I just wanted to try to hasten the way back.
Turned out luck doesnt really like me.
Thanks for all the understanding,
Thanks for keeping me company.
You've changed alot for the better.
And I don't think our friendship will change any way it is.
And I do find the journey home,
a little lonely. A little short.
Each time I head to Hougang on a 72 bus.
I somehow feel that you were there.
Well, thanks for everything too,
good luck with your problems.
I'll listen if you need me.
Till next time, =D

-----------------------------------------------------------------------------------------------


I think i'll take pretty long for the next few people.
But i'll post. Gives me a little topic for the next few weeks.

Shi Li
Andy
Teng Yong
James
Amirul
Dave
Zenson
Isaac
Jagdave
Staff NAB
kah Lun
OCT ADAM

Saturday, August 9, 2008

Yes yes, the pressure to blog.
I've been under immense pressure lately.
Projects.

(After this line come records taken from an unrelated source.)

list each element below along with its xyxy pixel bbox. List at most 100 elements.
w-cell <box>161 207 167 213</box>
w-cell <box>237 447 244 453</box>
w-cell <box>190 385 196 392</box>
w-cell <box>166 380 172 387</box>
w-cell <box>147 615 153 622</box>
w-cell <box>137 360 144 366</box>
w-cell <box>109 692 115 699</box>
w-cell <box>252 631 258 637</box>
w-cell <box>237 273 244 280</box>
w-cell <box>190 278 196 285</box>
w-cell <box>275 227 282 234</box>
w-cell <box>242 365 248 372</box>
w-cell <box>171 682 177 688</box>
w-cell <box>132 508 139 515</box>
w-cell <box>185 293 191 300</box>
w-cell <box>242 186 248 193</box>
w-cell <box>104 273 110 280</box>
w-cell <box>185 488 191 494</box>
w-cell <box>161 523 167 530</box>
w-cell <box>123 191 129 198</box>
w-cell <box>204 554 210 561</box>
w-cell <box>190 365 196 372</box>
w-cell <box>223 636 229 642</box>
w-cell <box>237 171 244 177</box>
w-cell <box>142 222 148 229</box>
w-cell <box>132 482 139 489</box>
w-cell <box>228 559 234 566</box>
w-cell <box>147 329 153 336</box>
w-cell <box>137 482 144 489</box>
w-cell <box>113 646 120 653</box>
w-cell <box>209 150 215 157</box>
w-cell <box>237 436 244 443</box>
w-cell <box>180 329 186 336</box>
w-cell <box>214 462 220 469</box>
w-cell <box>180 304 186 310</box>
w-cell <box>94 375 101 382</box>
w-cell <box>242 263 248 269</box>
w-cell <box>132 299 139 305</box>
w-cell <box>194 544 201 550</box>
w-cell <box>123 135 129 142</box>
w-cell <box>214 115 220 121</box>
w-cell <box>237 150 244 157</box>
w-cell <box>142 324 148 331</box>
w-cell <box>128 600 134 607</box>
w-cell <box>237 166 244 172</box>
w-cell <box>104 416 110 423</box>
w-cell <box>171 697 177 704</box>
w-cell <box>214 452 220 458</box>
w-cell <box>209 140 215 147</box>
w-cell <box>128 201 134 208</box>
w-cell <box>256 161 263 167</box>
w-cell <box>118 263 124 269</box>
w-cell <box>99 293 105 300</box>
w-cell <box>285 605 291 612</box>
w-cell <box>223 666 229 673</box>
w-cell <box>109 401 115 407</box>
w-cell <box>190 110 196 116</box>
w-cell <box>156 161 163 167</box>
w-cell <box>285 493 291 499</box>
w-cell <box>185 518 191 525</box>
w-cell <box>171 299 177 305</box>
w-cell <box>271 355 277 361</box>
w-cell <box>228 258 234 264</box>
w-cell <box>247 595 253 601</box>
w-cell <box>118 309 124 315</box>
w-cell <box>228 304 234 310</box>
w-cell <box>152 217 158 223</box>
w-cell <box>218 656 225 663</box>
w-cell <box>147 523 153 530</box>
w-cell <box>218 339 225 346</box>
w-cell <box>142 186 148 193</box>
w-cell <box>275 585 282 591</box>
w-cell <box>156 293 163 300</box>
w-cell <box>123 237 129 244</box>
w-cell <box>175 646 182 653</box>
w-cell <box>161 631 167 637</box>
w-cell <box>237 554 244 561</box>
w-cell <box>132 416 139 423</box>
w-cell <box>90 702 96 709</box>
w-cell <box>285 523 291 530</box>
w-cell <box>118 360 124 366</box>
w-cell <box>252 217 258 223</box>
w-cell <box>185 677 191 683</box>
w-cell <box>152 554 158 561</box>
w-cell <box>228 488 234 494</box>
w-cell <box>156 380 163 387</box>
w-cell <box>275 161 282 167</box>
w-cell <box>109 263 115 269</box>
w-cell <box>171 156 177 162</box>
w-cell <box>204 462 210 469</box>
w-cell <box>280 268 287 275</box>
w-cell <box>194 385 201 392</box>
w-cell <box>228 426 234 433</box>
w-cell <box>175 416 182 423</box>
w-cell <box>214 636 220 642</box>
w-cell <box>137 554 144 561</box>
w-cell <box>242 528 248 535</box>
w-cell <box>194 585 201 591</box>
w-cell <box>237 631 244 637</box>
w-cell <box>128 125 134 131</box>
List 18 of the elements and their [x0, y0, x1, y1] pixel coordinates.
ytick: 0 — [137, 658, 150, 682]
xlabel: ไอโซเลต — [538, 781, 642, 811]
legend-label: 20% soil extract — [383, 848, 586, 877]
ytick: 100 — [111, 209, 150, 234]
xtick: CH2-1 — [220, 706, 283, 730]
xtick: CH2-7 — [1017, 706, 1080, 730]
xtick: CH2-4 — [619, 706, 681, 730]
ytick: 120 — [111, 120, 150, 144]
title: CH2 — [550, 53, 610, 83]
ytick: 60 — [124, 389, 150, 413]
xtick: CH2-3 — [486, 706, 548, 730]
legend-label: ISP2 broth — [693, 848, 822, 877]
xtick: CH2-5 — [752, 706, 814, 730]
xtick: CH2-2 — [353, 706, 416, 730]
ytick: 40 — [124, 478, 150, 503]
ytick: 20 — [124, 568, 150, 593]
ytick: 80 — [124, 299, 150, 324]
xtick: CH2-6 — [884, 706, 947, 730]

Tests. Etcetera... etcetera... etcetera.
It's simple why I don't wanna blog actually.
I'm gonna piss people off.
You know, LATELY.
I've been doubly sacarstic,
doubly mean. Double Kao bei.
Of course, most of it happens at the back of my head.
Hehe =)

WELL! National Day went over pretty quickly.
Then went to celebrate Matthias' birthday.
He's a marvellous man begetting all sorts of undeserved stress.
Don't worry, everything's gonna be alright.
Time heals well... most stuff =)

I've also been packing food lately. Yes, I seem dam random.
WHY? 1) Save Money
2) So I can Have more money
3) canteen food is horrible.
4) Eating in school is just so I won't starve anyway =)
And I'm getting that thing =D

I've been remembering my old school alot.
It was awesome. Fun like just super heck care sort.
Imagine Burning worksheets by accident,
breaking loads of lab stuff.
Wasting MAMA LEMONS.
Standing outside class.
Fooling around.
The great thing about memories,
more than half of it make you laugh x)

Visited my granddad in hospital too.
Feel dam sad for him.
Even sadder it has to take a hospital stay for me to try to go to him again.

Missed a meet up wit my xms friends. Cancelled the concert.
Feel dam bad. Dam angry.
Why must the world be so busy?
DAY. OFF! Please.


Really don't have much to say right now.
Serious. BUT! I remembered an awesome song. Smile - Lily Allen
She sings like a depressed psycho lah.